Anything to avoid attracting more attention. She felt a small glow of warmth toward Serena.
She should have felt grateful to Skynet, for it was Skynet that had saved her. But she was, after all, only human.
The door slid aside and the scientist looked up from the autopsy to see Serena standing in the doorway.
"In or out," the woman barked.
Serena entered, her eyes fixed on the table where her brother's head had been opened.
"Close the door," the scientist demanded. Her voice held more than a tinge of displeasure. "What do you want?"
"I have questions," Serena replied.
"Ask Skynet," the scientist advised.
"I did. It told me to ask you."
The scientist straightened up from her examination of the child on the table.
Skynet had all the answers to all the questions the T-950 could think to ask.
This could be a test of loyalty; it could be a test to ascertain that their goals were still the same. Skynet was capable of playing a very deep game at times. The scientist shrugged, covered the body, and hoisted herself onto a stool.
"Ask," she said.
"Why did this one malfunction?" Serena said.
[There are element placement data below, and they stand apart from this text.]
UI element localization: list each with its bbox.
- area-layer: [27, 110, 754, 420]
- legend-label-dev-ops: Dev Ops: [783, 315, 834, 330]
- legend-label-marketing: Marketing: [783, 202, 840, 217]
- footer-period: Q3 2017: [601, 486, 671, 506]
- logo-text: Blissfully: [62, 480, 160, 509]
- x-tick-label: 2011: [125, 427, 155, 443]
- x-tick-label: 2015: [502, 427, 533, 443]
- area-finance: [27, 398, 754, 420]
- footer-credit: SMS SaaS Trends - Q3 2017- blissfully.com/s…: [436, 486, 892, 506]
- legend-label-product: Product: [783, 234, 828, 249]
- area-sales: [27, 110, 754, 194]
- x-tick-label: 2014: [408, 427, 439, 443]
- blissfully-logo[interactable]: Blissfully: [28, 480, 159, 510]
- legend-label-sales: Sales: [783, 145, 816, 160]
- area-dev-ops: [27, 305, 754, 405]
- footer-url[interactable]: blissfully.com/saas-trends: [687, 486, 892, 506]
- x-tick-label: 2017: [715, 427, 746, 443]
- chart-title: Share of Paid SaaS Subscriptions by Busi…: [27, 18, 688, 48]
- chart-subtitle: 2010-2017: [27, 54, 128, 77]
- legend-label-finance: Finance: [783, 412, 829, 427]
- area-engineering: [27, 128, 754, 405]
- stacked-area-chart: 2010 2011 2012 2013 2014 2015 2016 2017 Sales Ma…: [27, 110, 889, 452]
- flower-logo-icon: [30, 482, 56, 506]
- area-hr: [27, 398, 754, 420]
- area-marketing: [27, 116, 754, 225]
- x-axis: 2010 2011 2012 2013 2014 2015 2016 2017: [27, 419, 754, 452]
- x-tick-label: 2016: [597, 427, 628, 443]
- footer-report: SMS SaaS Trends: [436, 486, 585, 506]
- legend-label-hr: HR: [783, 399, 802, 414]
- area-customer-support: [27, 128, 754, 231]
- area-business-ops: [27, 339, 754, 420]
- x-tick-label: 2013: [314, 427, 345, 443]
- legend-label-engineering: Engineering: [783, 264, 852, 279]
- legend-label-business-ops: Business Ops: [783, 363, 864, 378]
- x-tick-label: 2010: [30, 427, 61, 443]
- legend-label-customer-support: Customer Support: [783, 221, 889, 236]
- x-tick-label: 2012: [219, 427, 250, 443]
"That's what I'm performing an autopsy to find out," the scientist told her. "But there may not have been a malfunction at all. You've probably already noticed that you're experiencing more of the sensations termed emotion?"
Serena nodded.
"Your computer has been instructed to pull back on its control of your glands.
This is a delicate stage that you're going through right now; your brain is growing and changing in response to the changes in your glands, and vice versa.
As these developments are not completely understood, it seems most efficient to allow them to go forward without interference. That means that occasionally you and your age mates may experience strong emotional reactions. Given your genetic makeup, these will be less extreme than a human adolescent would experience. But they will happen."
"He was irrational," Serena said, her brow furrowed. "We were supposed to be sparring and he attacked a human. He would have killed it without orders to do so." She looked up at the scientist. "Are you telling me that I might experience such a loss of control?"
"You should experience emotional flare-ups," the scientist agreed. "I think they'll be unavoidable. Though you are not completely human in the strict sense—we incorporated some DNA from other animals into your makeup, for example—
your organic part was formed primarily from human genetic material. And"—
she held up a finger—"despite your extensive computer enhancements you're fundamentally organic. You all have fully functional reproductive organs, for example. They are at the root of most of the disturbances; millions of years of selective pressures are involved."
"Can we not analyze and anticipate these pressures?" Serena asked.
"Eventually. But given enough time, random mutation and selective pressure can mimic intelligent design. Given enough time, they can mimic any degree of intelligent design; and intelligence is a recent development."
Serena frowned. "I understand," she said at last. "Detailed analysis would require more time than this project has been allotted. And chaotic effects are involved."
The scientist nodded. "Therefore, especially, at this time of your development, you will be inclined to experience some human-type reactions. You may want to be rebellious, you may become more aggressive, or suddenly and profoundly unhappy."
The scientist pursed her lips. "Perhaps we should inform your age mates of this so that they'll be on the watch for these fluctuations and therefore in a better position to control them."
"That would be advisable," Serena said.
Certainly she felt that she would be better able to control such experiences if she knew they were possible. Being controlled by emotion is death, Skynet had said.